Carentan Airfield is an abandoned World War II military airfield, which is located near the commune of Carentan in  the Normandy region of northern France.

Located just outside Carentan, the United States Army Air Force established a temporary airfield 15 June 1944, nine days after the first Allied landings in France on D-Day and only three days after the capture of Carentan. The airfield was one of the first established in the liberated area of Normandy, being constructed by the IX Engineering Command, 826th Engineer Aviation Battalion.

History
Known as Advanced Landing Ground "A-10", the airfield consisted of a single 5000' (1500m) Prefabricated Hessian Surfacing runway aligned 08/26.

In addition, tents were erected for billeting and also for support facilities; an access road was built to the existing road infrastructure; a dump was created for supplies, ammunition, and gasoline drums, along with a drinkable water; and a minimal electrical grid for communications and station lighting was installed.

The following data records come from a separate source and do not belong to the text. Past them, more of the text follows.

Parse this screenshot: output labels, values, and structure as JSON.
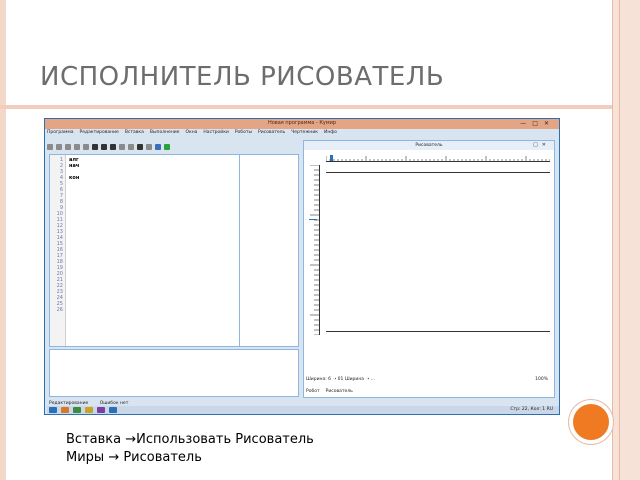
{
  "slide": {
    "title": "ИСПОЛНИТЕЛЬ РИСОВАТЕЛЬ",
    "caption_line1": "Вставка →Использовать Рисователь",
    "caption_line2": "Миры → Рисователь",
    "colors": {
      "accent": "#f07a22",
      "band": "#f2cdbd",
      "title": "#6d6d6d"
    }
  },
  "app": {
    "window_title": "Новая программа - Кумир",
    "menu": [
      "Программа",
      "Редактирование",
      "Вставка",
      "Выполнение",
      "Окна",
      "Настройки",
      "Роботы",
      "Рисователь",
      "Чертежник",
      "Инфо"
    ],
    "editor": {
      "line_numbers": [
        "1",
        "2",
        "3",
        "4",
        "5",
        "6",
        "7",
        "8",
        "9",
        "10",
        "11",
        "12",
        "13",
        "14",
        "15",
        "16",
        "17",
        "18",
        "19",
        "20",
        "21",
        "22",
        "23",
        "24",
        "25",
        "26"
      ],
      "code_lines": [
        "алг",
        "нач",
        "",
        "кон"
      ]
    },
    "status": {
      "mode": "Редактирование",
      "errors": "Ошибок нет"
    },
    "painter": {
      "title": "Рисователь",
      "status": "Ширина: 6 ➝ 01 Ширина ➝ ...",
      "zoom": "100%",
      "tabs": [
        "Робот",
        "Рисователь"
      ]
    },
    "taskbar": {
      "position": "Стр: 22, Кол: 1",
      "lang": "RU"
    }
  }
}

The fighter planes flew support missions during the Allied invasion of Normandy, patrolling roads in front of the beachhead; strafing German military vehicles and dropping bombs on gun emplacements, anti-aircraft artillery and concentrations of German troops when spotted.

After the Americans moved east into Central France with the advancing Allied Armies, the airfield was left un-garrisoned and used for resupply and casualty evacuation.   It was closed on 4 November 1944.

Major units assigned
 50th Fighter Group 20 June - 23 August 1944 
 10th (TS), 81st (2N), 313th (W3) Fighter Squadrons (P-47)
 392d Fighter Squadron (H5)  25 June - 16 August 1944 (P-38)

Current use
After its closure by the Americans, the airfield was returned to farmland.  Today, the Normandy Victory Museum utilizes part of the original site of the old A10 Airfield of Carentan, first aerodrome re-opened since 1944.  It presents the Battle of Normandy known as "the hedgerow hell" and received a P47 2N-U replica.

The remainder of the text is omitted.